Postmortem: How a LaunchDarkly 2026 Misconfiguration Served New Features to 100% of Users

Postmortem: How a 2026 LaunchDarkly Misconfiguration Served New Features to 100% of Users

On January 15, 2026, our engineering team encountered an unplanned outage scenario caused by a misconfiguration in our LaunchDarkly feature flag setup. The incident resulted in three new Q1 2026 features being served to 100% of our user base, far exceeding the planned 5% canary rollout. This postmortem details the timeline, root cause, impact, and steps we’ve taken to prevent similar incidents.

Timeline of Events

1. 09:00 UTC: Engineering initiates scheduled canary rollout of Q1 2026 features (Dark Mode v2, Advanced Analytics Dashboard, Enterprise RBAC) via LaunchDarkly, targeting 5% of active users in the pre-defined "canary-segment" group.
2. 09:12 UTC: Monitoring alerts trigger for a 300% spike in support tickets mentioning unexpected new features, alongside elevated 500 error rates for the Advanced Analytics Dashboard.
3. 09:15 UTC: On-call engineers identify the root issue: the "q1-2026-features" LaunchDarkly flag is set to return true for 100% of users, bypassing the canary segment targeting rule.
4. 09:20 UTC: The flag is reverted to its default false state for all users. The canary segment targeting rule is corrected and validated.
5. 09:45 UTC: Features are re-deployed to the 5% canary group successfully.

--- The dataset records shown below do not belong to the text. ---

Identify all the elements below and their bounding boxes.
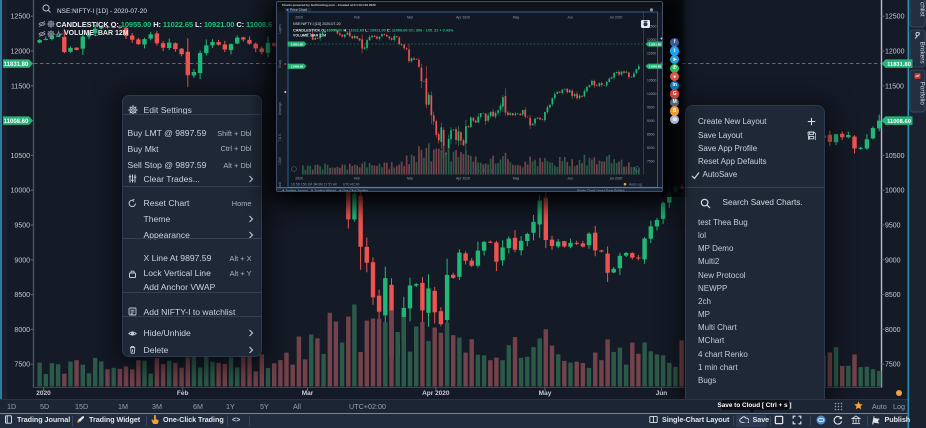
svg-text:11500: 11500 [885,83,904,90]
svg-text:8000: 8000 [647,146,655,150]
svg-text:11008.60: 11008.60 [291,64,304,68]
svg-text:Apr 2020: Apr 2020 [422,390,450,397]
svg-text:Apr 2020: Apr 2020 [456,15,470,19]
svg-text:11831.80: 11831.80 [291,42,304,46]
svg-text:12000: 12000 [11,49,31,56]
svg-text:May: May [513,176,520,180]
svg-text:8000: 8000 [14,327,30,334]
svg-text:11500: 11500 [11,83,30,90]
svg-text:11831.80: 11831.80 [4,62,29,68]
svg-text:Mar: Mar [407,176,414,180]
svg-text:Portfolio: Portfolio [661,66,663,78]
svg-text:8500: 8500 [647,132,655,136]
svg-text:9000: 9000 [647,119,655,123]
svg-text:Jul 2020: Jul 2020 [610,15,623,19]
svg-text:Book: Book [278,181,282,189]
svg-text:May: May [513,15,520,19]
svg-text:Jun: Jun [656,390,668,397]
svg-text:DOM: DOM [278,156,282,164]
svg-text:11500: 11500 [647,51,656,55]
svg-text:Auto Log: Auto Log [629,182,642,186]
svg-text:Feb: Feb [354,15,360,19]
svg-text:Feb: Feb [354,176,360,180]
svg-text:10500: 10500 [647,78,657,82]
svg-text:Apr 2020: Apr 2020 [456,176,470,180]
svg-text:10000: 10000 [11,188,31,195]
svg-text:CANDLESTICK O: 10955.00 H: 110: CANDLESTICK O: 10955.00 H: 11022.65 L: 1… [293,28,454,32]
svg-text:❚ Trading Journal ❚ Trading Wi: ❚ Trading Journal ❚ Trading Widget ❚ One… [282,188,368,191]
svg-text:Portfolio: Portfolio [919,82,926,106]
svg-text:10500: 10500 [885,153,905,160]
svg-text:7500: 7500 [14,362,30,369]
svg-text:Layers: Layers [278,23,282,33]
svg-text:12000: 12000 [647,38,657,42]
svg-text:Feb: Feb [177,390,189,397]
svg-text:UTC+02:00: UTC+02:00 [343,182,360,186]
svg-text:12500: 12500 [885,14,905,21]
svg-text:Mar: Mar [302,390,314,397]
svg-text:Brokers: Brokers [661,42,663,53]
svg-text:9000: 9000 [885,257,901,264]
svg-text:1D 5D 15D 1M 3M 6M 1Y 5: 1D 5D 15D 1M 3M 6M 1Y 5Y All [291,182,337,186]
svg-text:9500: 9500 [647,105,655,109]
svg-text:VOLUME_BAR 12M: VOLUME_BAR 12M [293,33,326,37]
svg-text:11831.80: 11831.80 [649,42,662,46]
svg-text:10000: 10000 [885,188,905,195]
svg-text:Jun: Jun [567,176,573,180]
svg-text:May: May [539,390,552,397]
svg-text:9000: 9000 [14,257,30,264]
svg-text:8500: 8500 [885,292,901,299]
svg-text:chlist: chlist [919,2,926,17]
svg-text:Mar: Mar [407,15,414,19]
svg-text:Drawings: Drawings [278,101,282,115]
svg-text:2020: 2020 [295,15,303,19]
svg-text:Jul 2020: Jul 2020 [610,176,623,180]
svg-text:7500: 7500 [647,159,655,163]
svg-text:11008.60: 11008.60 [887,119,911,125]
svg-text:8000: 8000 [885,327,901,334]
svg-text:Jun: Jun [567,15,573,19]
svg-text:9500: 9500 [885,223,901,230]
svg-text:2020: 2020 [36,390,51,397]
svg-text:⊙GoCharting: ⊙GoCharting [461,168,493,174]
svg-text:9500: 9500 [14,223,30,230]
svg-text:Single-Chart Layout Save P: Single-Chart Layout Save Publish [577,188,625,191]
svg-text:T & S: T & S [278,134,282,142]
svg-text:2020: 2020 [295,176,303,180]
svg-text:12000: 12000 [885,49,905,56]
svg-text:11831.80: 11831.80 [887,62,911,68]
svg-text:11008.60: 11008.60 [4,119,29,125]
svg-text:Study: Study [278,59,282,68]
svg-text:12500: 12500 [647,24,657,28]
svg-text:Charts powered by GoCharting.c: Charts powered by GoCharting.com - Creat… [282,3,376,7]
svg-text:10500: 10500 [11,153,31,160]
svg-text:10000: 10000 [647,92,657,96]
svg-text:Brokers: Brokers [919,42,926,64]
svg-text:12500: 12500 [11,14,31,21]
svg-text:Price Chart: Price Chart [290,8,307,12]
svg-text:Watchlist: Watchlist [661,16,663,29]
svg-text:7500: 7500 [885,362,901,369]
svg-text:NSE:NIFTY-I [1D] 2020-07-20: NSE:NIFTY-I [1D] 2020-07-20 [293,22,341,26]
svg-text:11008.60: 11008.60 [649,64,662,68]
svg-text:8500: 8500 [14,292,30,299]
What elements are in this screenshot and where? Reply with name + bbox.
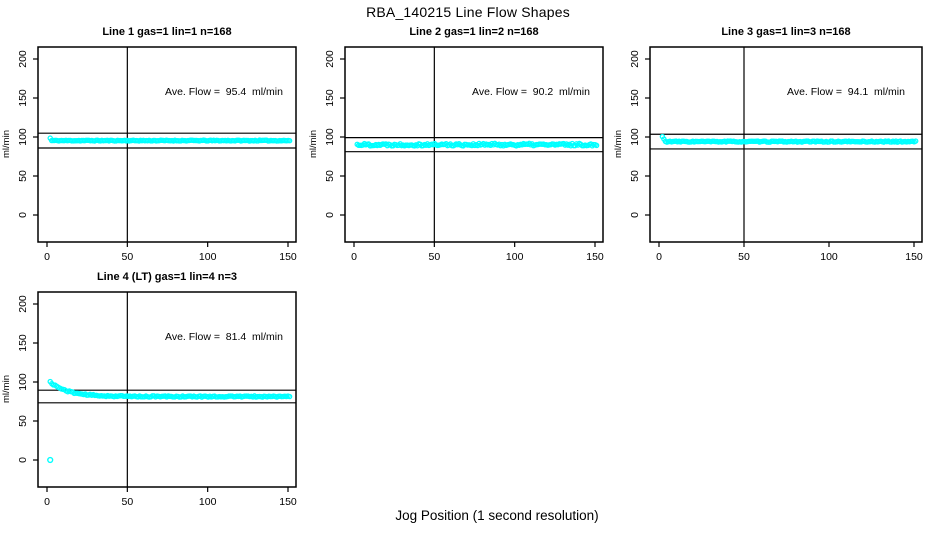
y-tick-label: 100 xyxy=(17,128,29,146)
y-tick-label: 200 xyxy=(324,50,336,68)
x-tick-label: 100 xyxy=(199,251,217,263)
x-tick-label: 150 xyxy=(279,251,297,263)
panel-4-plot: 0 50 100 150 0 50 100 150 200 xyxy=(17,291,297,508)
axis-ticks: 0 50 100 150 0 50 100 150 200 xyxy=(324,50,604,263)
y-tick-label: 50 xyxy=(629,170,641,182)
y-tick-label: 0 xyxy=(629,212,641,218)
x-tick-label: 150 xyxy=(905,251,923,263)
y-tick-label: 50 xyxy=(17,170,29,182)
y-tick-label: 150 xyxy=(17,334,29,352)
panel-2-plot: 0 50 100 150 0 50 100 150 200 xyxy=(324,46,604,263)
panel-2-title: Line 2 gas=1 lin=2 n=168 xyxy=(409,26,539,38)
x-tick-label: 0 xyxy=(44,251,50,263)
x-tick-label: 50 xyxy=(121,496,133,508)
y-tick-label: 150 xyxy=(629,89,641,107)
axis-ticks: 0 50 100 150 0 50 100 150 200 xyxy=(629,50,923,263)
axis-ticks: 0 50 100 150 0 50 100 150 200 xyxy=(17,50,297,263)
y-tick-label: 150 xyxy=(17,89,29,107)
panel-2-ave-flow-annotation: Ave. Flow = 90.2 ml/min xyxy=(472,86,590,98)
panel-4-ave-flow-annotation: Ave. Flow = 81.4 ml/min xyxy=(165,331,283,343)
y-tick-label: 50 xyxy=(17,415,29,427)
x-tick-label: 150 xyxy=(279,496,297,508)
chart-title: RBA_140215 Line Flow Shapes xyxy=(366,4,570,20)
x-tick-label: 50 xyxy=(738,251,750,263)
y-tick-label: 100 xyxy=(324,128,336,146)
y-tick-label: 200 xyxy=(629,50,641,68)
y-tick-label: 0 xyxy=(324,212,336,218)
plot-box xyxy=(649,46,923,243)
panel-3-plot: 0 50 100 150 0 50 100 150 200 xyxy=(629,46,923,263)
x-tick-label: 0 xyxy=(351,251,357,263)
y-tick-label: 100 xyxy=(629,128,641,146)
x-tick-label: 100 xyxy=(820,251,838,263)
y-tick-label: 50 xyxy=(324,170,336,182)
panel-4-title: Line 4 (LT) gas=1 lin=4 n=3 xyxy=(96,271,238,283)
plot-box xyxy=(37,46,297,243)
plot-box xyxy=(37,291,297,488)
x-tick-label: 0 xyxy=(656,251,662,263)
data-points xyxy=(47,135,293,144)
x-axis-label: Jog Position (1 second resolution) xyxy=(395,508,599,523)
data-points xyxy=(354,140,600,149)
x-tick-label: 50 xyxy=(428,251,440,263)
y-tick-label: 100 xyxy=(17,373,29,391)
y-tick-label: 200 xyxy=(17,50,29,68)
panel-1-title: Line 1 gas=1 lin=1 n=168 xyxy=(102,26,232,38)
outlier-point xyxy=(47,456,54,464)
data-points xyxy=(659,133,919,145)
y-tick-label: 150 xyxy=(324,89,336,107)
panel-3-ave-flow-annotation: Ave. Flow = 94.1 ml/min xyxy=(787,86,905,98)
x-tick-label: 100 xyxy=(506,251,524,263)
axis-ticks: 0 50 100 150 0 50 100 150 200 xyxy=(17,295,297,508)
plot-box xyxy=(344,46,604,243)
x-tick-label: 50 xyxy=(121,251,133,263)
y-tick-label: 0 xyxy=(17,457,29,463)
y-tick-label: 0 xyxy=(17,212,29,218)
y-tick-label: 200 xyxy=(17,295,29,313)
panel-1-plot: 0 50 100 150 0 50 100 150 200 xyxy=(17,46,297,263)
panel-3-title: Line 3 gas=1 lin=3 n=168 xyxy=(721,26,851,38)
data-points xyxy=(47,378,293,464)
panel-1-ave-flow-annotation: Ave. Flow = 95.4 ml/min xyxy=(165,86,283,98)
x-tick-label: 100 xyxy=(199,496,217,508)
x-tick-label: 150 xyxy=(586,251,604,263)
x-tick-label: 0 xyxy=(44,496,50,508)
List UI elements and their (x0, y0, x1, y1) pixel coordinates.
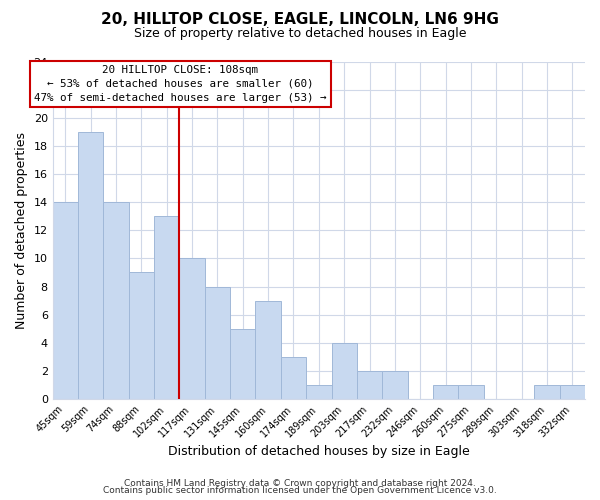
Bar (458, 385, 484, 399)
Bar (433, 385, 458, 399)
Bar (78, 132, 103, 399)
Bar (230, 329, 256, 399)
Bar (256, 300, 281, 399)
Bar (382, 371, 407, 399)
Text: 20, HILLTOP CLOSE, EAGLE, LINCOLN, LN6 9HG: 20, HILLTOP CLOSE, EAGLE, LINCOLN, LN6 9… (101, 12, 499, 28)
Bar (103, 202, 129, 399)
X-axis label: Distribution of detached houses by size in Eagle: Distribution of detached houses by size … (168, 444, 470, 458)
Text: 20 HILLTOP CLOSE: 108sqm
← 53% of detached houses are smaller (60)
47% of semi-d: 20 HILLTOP CLOSE: 108sqm ← 53% of detach… (34, 65, 326, 103)
Bar (129, 272, 154, 399)
Bar (560, 385, 585, 399)
Bar (306, 385, 332, 399)
Bar (357, 371, 382, 399)
Bar (205, 286, 230, 399)
Bar (535, 385, 560, 399)
Bar (179, 258, 205, 399)
Text: Size of property relative to detached houses in Eagle: Size of property relative to detached ho… (134, 28, 466, 40)
Y-axis label: Number of detached properties: Number of detached properties (15, 132, 28, 329)
Text: Contains HM Land Registry data © Crown copyright and database right 2024.: Contains HM Land Registry data © Crown c… (124, 478, 476, 488)
Bar (53, 202, 78, 399)
Bar (281, 357, 306, 399)
Bar (154, 216, 179, 399)
Text: Contains public sector information licensed under the Open Government Licence v3: Contains public sector information licen… (103, 486, 497, 495)
Bar (332, 343, 357, 399)
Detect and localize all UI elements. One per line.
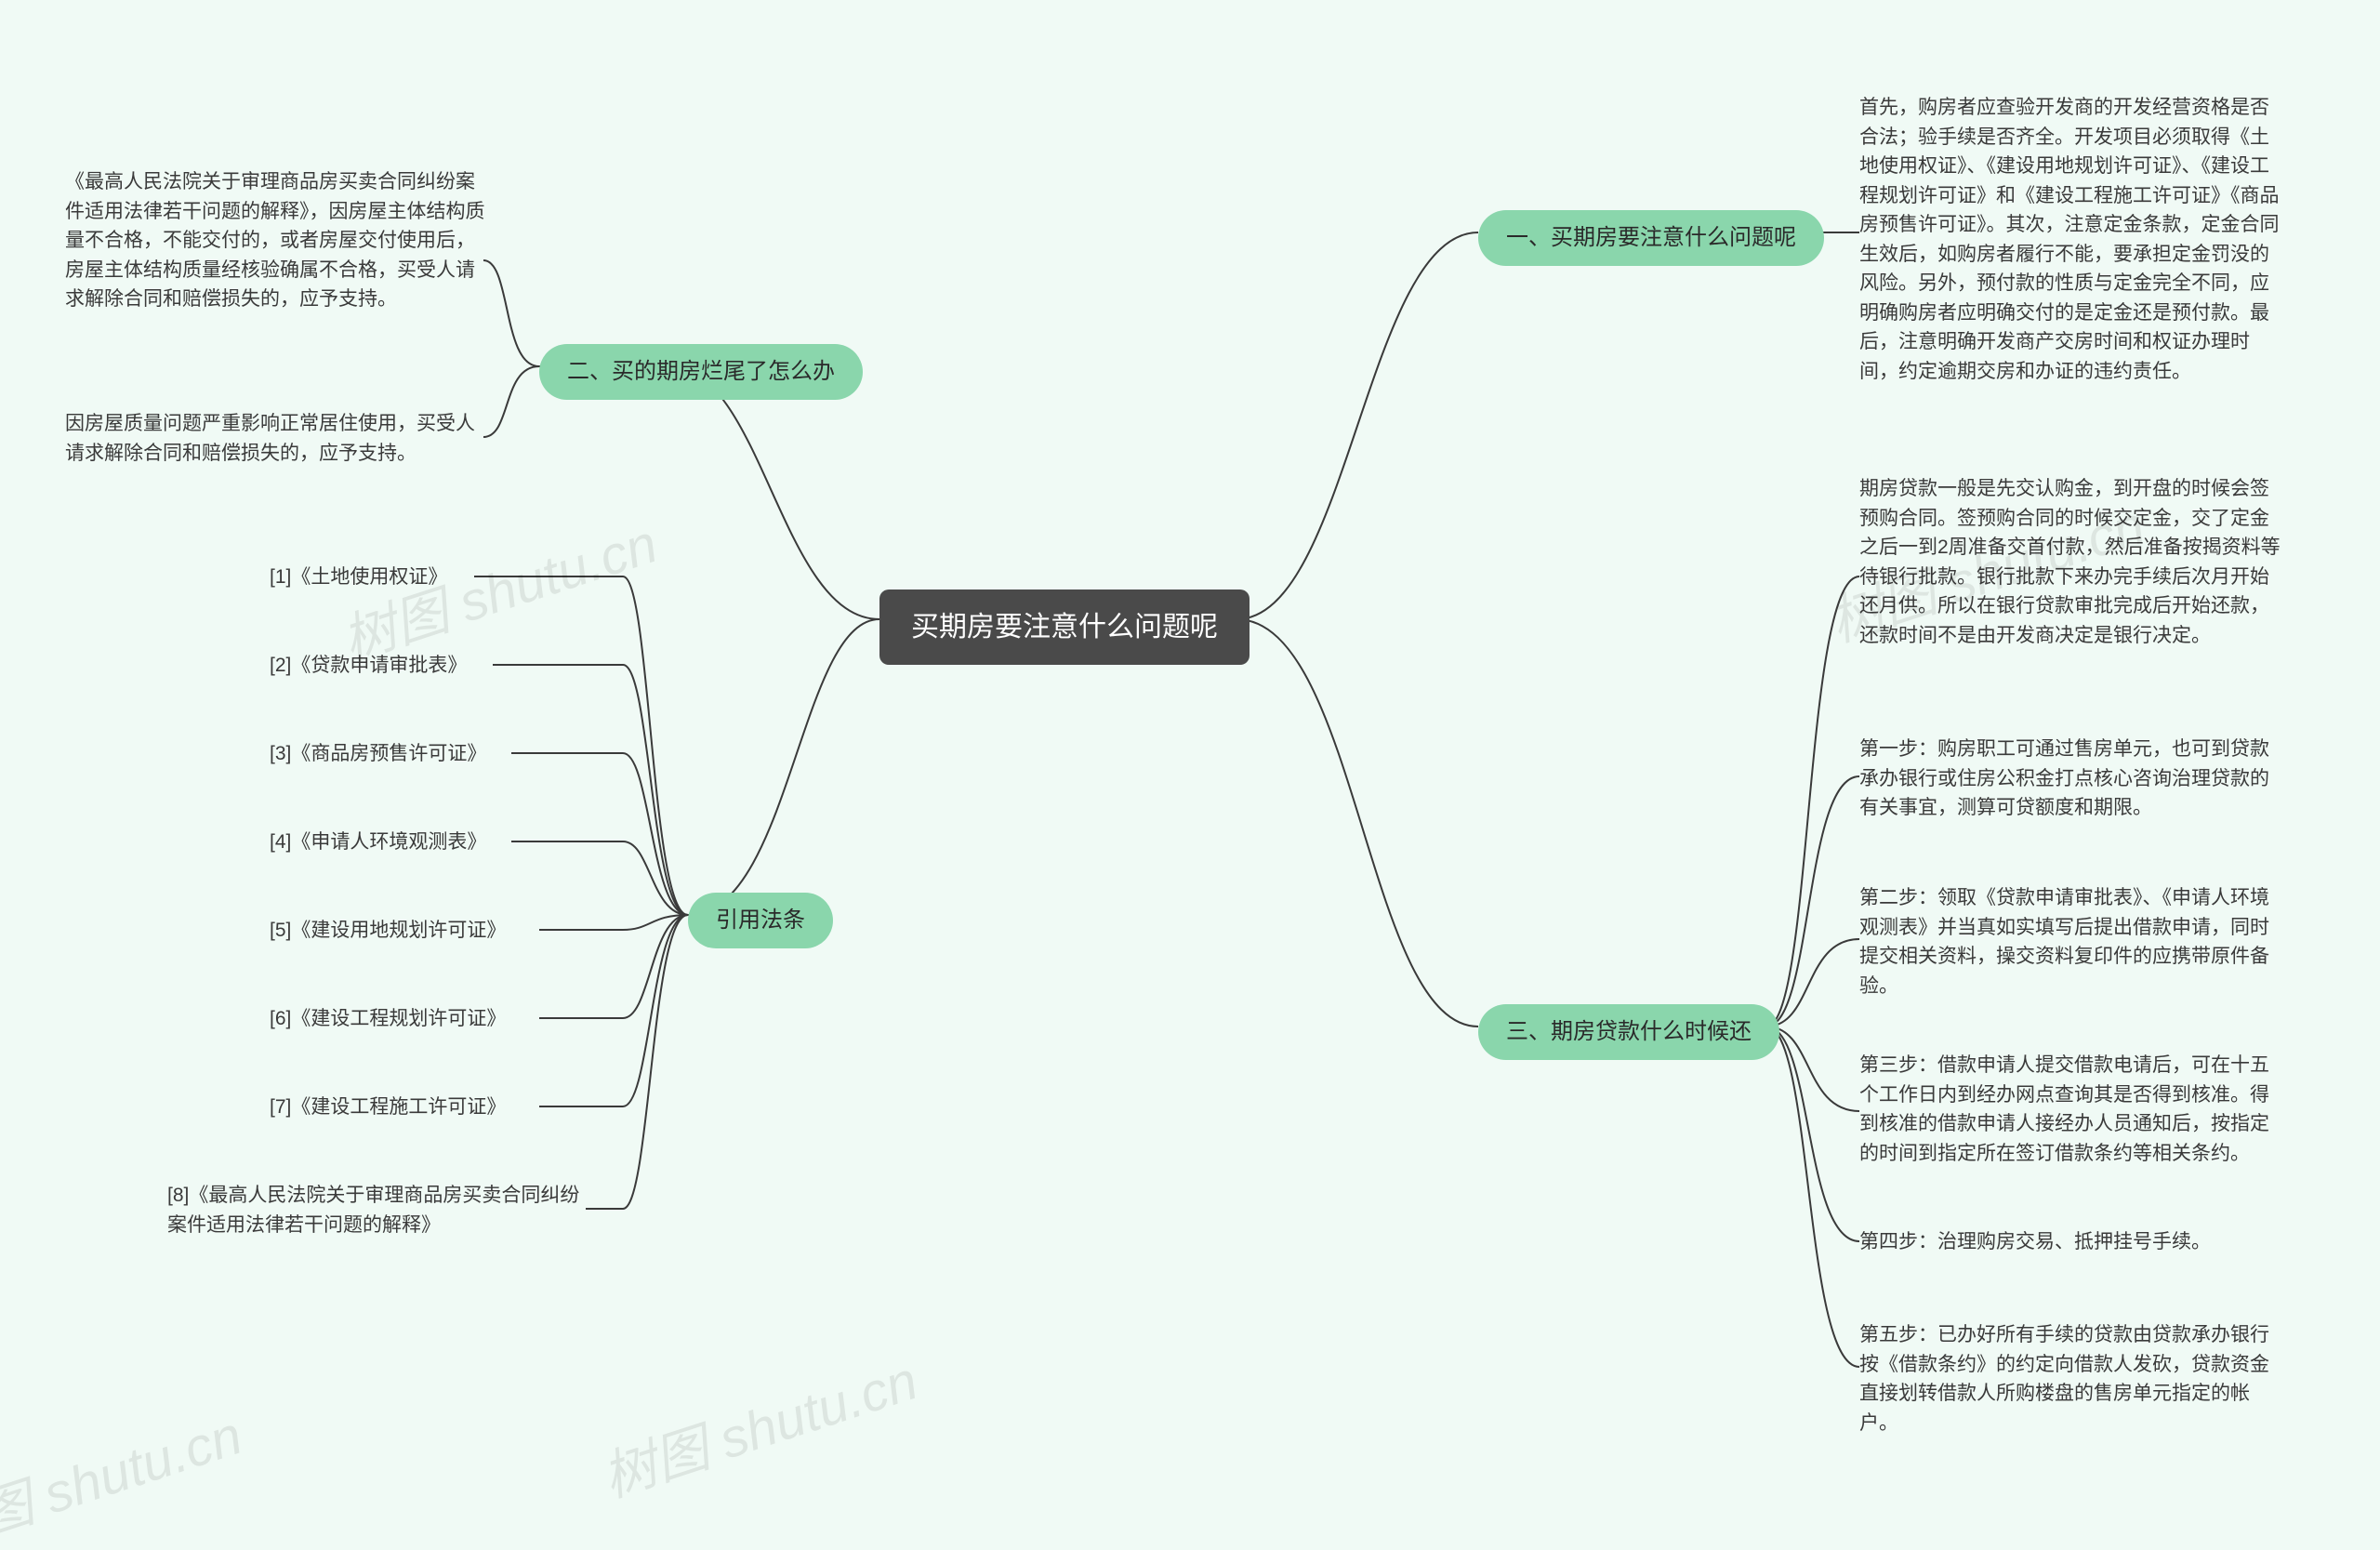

Monitoring confirms error rates return to baseline, and no further support tickets related to the incident are filed.

Root Cause Analysis

We traced the misconfiguration to a recent migration of our feature flag management from manual LaunchDarkly UI updates to infrastructure-as-code (IaC) using the LaunchDarkly Terraform provider. A typo in the Terraform manifest for the "q1-2026-features" flag set the targeting rule to targeting = "all_users" instead of targeting = "segment:canary-segment".

Contributing factors included:

• Our CI/CD pipeline only validated Terraform syntax, not the semantic correctness of flag targeting rules.
• The team had not updated pre-deployment guardrails to account for the new IaC workflow for feature flags.
• No mandatory peer review was required for flag-related Terraform changes at the time of the incident.

Impact Assessment

The incident impacted 1.2 million active users, with 4,200 support tickets filed in the 30 minutes following the misconfiguration. Key impacts included:

• 18 minutes of elevated error rates (5.2% 500 errors) for the Advanced Analytics Dashboard, which was not fully load-tested for 100% traffic.
• Premature exposure of Enterprise RBAC features to free-tier users, leading to 120 upgrade requests and 45 confusion-related tickets.
• No data loss, security breaches, or permanent user-facing outages occurred.

Remediation Steps Taken

Immediate actions taken during the incident included:

• Reverting the affected LaunchDarkly flag to its default off state within 5 minutes of identification.
• Publishing an in-app banner and email notification to all users explaining the incident and confirming no data was compromised.
• Updating support team runbooks with FAQs for unexpected feature access.

Prevention Measures

To prevent recurrence, we’ve implemented the following changes:

• Added semantic validation to our CI/CD pipeline for all LaunchDarkly Terraform changes, including checks that canary flags target ≤10% of users and production flags require manual approval.
• Mandatory peer reviews for all flag-related IaC changes, with a checklist to verify targeting rules match rollout plans.
• Enabled LaunchDarkly’s native change approvals and real-time Slack alerts for all flag modifications in production environments.
• Conducted company-wide incident response training focused on feature flag misconfigurations, with quarterly disaster recovery drills.
• Updated internal documentation for LaunchDarkly IaC workflows, including common Terraform pitfalls and validation steps.

Conclusion

This incident highlighted gaps in our IaC adoption for feature flag management, but also reinforced the importance of layered validation and peer review for production changes. We’ve since seen zero flag-related misconfigurations in subsequent rollouts, and our monitoring for flag changes has improved visibility across all engineering teams. We remain committed to transparent postmortems and continuous improvement of our reliability practices.